Brussels sprouts have been getting a bad rap for years, but truth be told, they are a really delicious vegetable and they are good for you. Brussels sprouts are in season during the fall, so now is the time to try them and to love them. Here are some delicious Brussels sprouts recipes to help get you started.
About brussels sprouts
Although many people claim not to like brussels sprouts, once they give them a chance, they often change their minds. Brussels sprouts are incredibly versatile and can be cooked many different ways and served with a variety of other flavors. They are related to cabbage and broccoli and, as a result, they look just like tiny green cabbages.
Brussels sprouts usually can be found year round at a grocery store but, if you are looking in a farmers’ market, then they are typically available from autumn to early spring and can be found still on the stalks.

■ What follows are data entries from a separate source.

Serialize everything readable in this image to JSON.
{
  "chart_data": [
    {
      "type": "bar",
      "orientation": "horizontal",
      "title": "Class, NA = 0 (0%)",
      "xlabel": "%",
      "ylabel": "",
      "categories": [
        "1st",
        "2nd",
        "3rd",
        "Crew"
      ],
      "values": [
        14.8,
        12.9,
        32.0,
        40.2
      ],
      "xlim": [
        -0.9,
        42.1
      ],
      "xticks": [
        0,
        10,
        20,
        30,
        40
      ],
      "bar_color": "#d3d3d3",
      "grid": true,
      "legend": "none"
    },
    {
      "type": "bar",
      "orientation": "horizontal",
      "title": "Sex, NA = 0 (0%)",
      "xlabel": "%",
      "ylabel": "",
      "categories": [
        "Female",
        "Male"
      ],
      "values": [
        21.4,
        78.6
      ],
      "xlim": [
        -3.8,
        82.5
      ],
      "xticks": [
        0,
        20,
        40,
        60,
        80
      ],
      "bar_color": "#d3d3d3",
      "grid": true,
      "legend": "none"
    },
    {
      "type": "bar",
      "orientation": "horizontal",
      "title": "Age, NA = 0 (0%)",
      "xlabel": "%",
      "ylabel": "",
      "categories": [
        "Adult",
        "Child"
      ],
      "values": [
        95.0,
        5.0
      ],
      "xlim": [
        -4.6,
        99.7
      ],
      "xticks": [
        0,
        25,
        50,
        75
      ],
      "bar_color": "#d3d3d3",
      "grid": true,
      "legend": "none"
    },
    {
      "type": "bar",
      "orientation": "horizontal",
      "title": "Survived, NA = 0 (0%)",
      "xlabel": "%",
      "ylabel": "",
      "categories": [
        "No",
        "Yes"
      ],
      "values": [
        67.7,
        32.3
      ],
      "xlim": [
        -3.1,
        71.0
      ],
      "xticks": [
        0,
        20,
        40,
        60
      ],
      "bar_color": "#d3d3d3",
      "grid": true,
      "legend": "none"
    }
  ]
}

One of the best things about brussels sprouts is that they are an extremely healthy food and have loads of nutrition benefits. They are: high in vitamins K and C; they are high in antioxidants; they are anti-inflammatory; they assist your body with detoxing; and, among other benefits, they reduce the risk of cancer. Besides these terrific health benefits, they are tasty and very simple to prepare.
Buying and storing brussels sprouts
When buying brussels sprouts in the grocery store or at a farmers’ market, always be sure they are a bright green, firm, and have few blemishes. Another sign of a good sprout is that the leaves are tight and not wilted. When you get the sprouts home, place them in a plastic bag or container for 7 to 10 days. Do not wash or trim them, and keep them in the crisper drawer if you can.
How to prepare
Before cooking brussels sprouts, you should trim the stems just a little, being sure not to let the leaves fall apart. Also, you should remove any damaged leaves, then soak the sprouts in cold water for a few minutes.
If you are cooking the sprouts whole, make a cross on the bottom of the stems to allow them to cook evenly, otherwise you may half or quarter them. Steaming is probably one of the simplest and healthiest ways to cook brussels sprouts because you aren’t using any oil or butter, just be sure to steam no longer than 7 minutes, or many of the nutrients will be lost.
Brussels sprouts may be served with a little olive oil, salt, and pepper, or they may be baked in a casserole, roasted with fresh herbs, tossed with pasta, or added to a salad. Don’t just think of them as a side dish, they also may be used as a main dish. Prepare them any way you would any other vegetable, especially broccoli or cabbage.